In April he began doing some core work, using resistance bands.

“It’s your core that keeps your body upright,” he said. “When I see a runner get depleted, it’s because they’re leaning forwards, which collapses their lungs. Good alignment keeps your body going and your spirit up.”

From May through August Laws did long runs of 24 miles on Saturdays followed by 14- to 15-mile runs on Sundays in areas like Fox Creek. Forty days out he began running with a pack.

“it has to feel like a coat, an old friend by the time you hit that race,” said Laws, who carried water bottles up front where they were easily accessible and filled the bag with sandbags.

Laws wore a 30-liter backpack during the Grand2Grand, which allowed him to carry 23 pounds of food and gear and three pounds of water.

He carried Hammer Nutrition gels, electrolyte and salt-balancing tablets and high-calorie dehydrated chicken, rice and vegetable dinners which offered a thousand calories each.

“Food is a big factor—those who don’t make it can usually trace it to not having balanced their food properly,” said Laws, who downed more than 3,000 calories on a 54-mile day. “You have to force yourself to eat and take water even when you don’t want to. The biggest thing I missed was fruits and vegetables—I love salads.”

In addition to food, Laws carried a light sleeping bag and pad, two shirts he alternated between, a pair of shorts to race in and a pair of shorts for camp and three pairs of socks.

“The last two days I wore double socks for padding,” added Laws.

The first day he and his fellow runners ran away from Grand Canyon, covering 33 miles in one day.

“Sometimes we might be running through the middle of a horse pasture and we’d have to look for small clothespins clipped to trees or small flags stuck in the ground to make sure you were headed the right way.”

Laws ran through two miles of fine, powdery sand, wearing sand gaiters to keep from having to empty his shoes every few steps.

“I found it helped if you ran with your feet in a v- shape and got into a rhythm with your arms. And you had to step lightly,” he said. “It was really a whole different running style.”

Laws also ran up sand dunes as high as a 10-story building.

“They were unreal, constantly changing. Getting up and over was tough but it was a highlight,” he said. “Some of the climbing came towards the end of the day after you’d already run 20 miles so it was tough. One day we had to run five miles uphill.”

One night Laws ran all night, having started at 8 a.m. and finishing at 5 a.m. the next day.

At night, exhausted, he and his tent mates, who included a Dallas CEO, minister and Australian woman with an embroidery business, stared at the constellations.

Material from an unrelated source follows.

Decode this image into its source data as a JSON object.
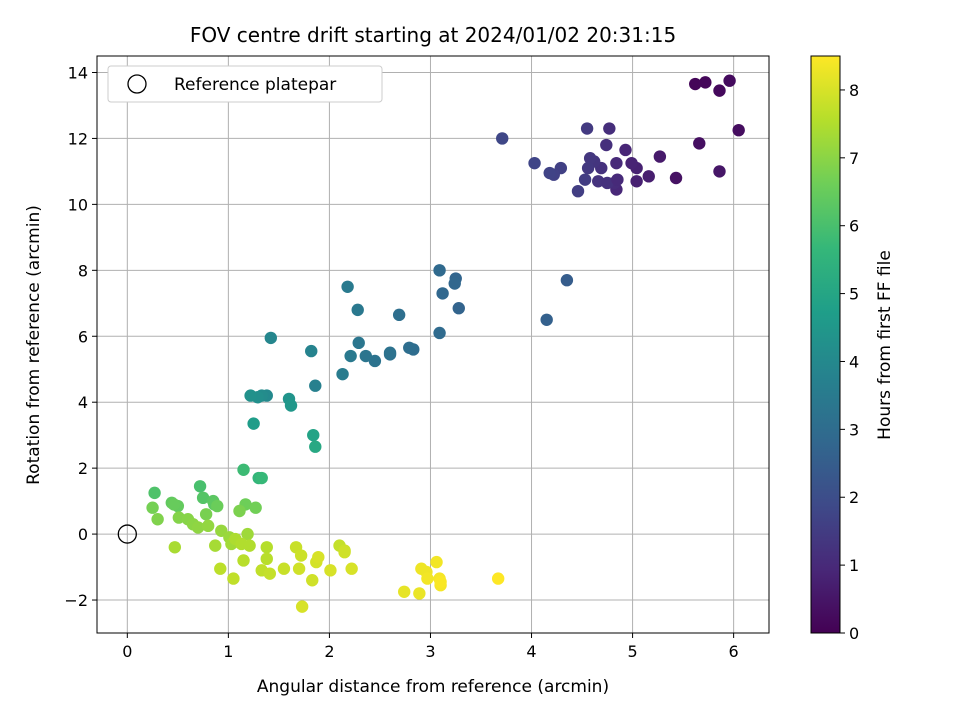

“I’ve never seen so many stars in my life,” he said. “It’s those moments where you say, ‘I’m so glad to be alive.’ And one day we saw a triple rainbow.”

Laws finished in the top third of the field. He and other finishers were given belt buckles congratulating them for finishing “the toughest race in the world.”

“It was such an emotional feeling. I don’t know anyone who didn’t break down in tears. And not a day has gone by that I haven’t talked with someone who took part in that with me—we became so connected.”

Laws said he is considering another Grand2Grand in 2020. He calls each race he does an audit.

“It keeps me in tune with how I’m doing, and that’s a good thing.”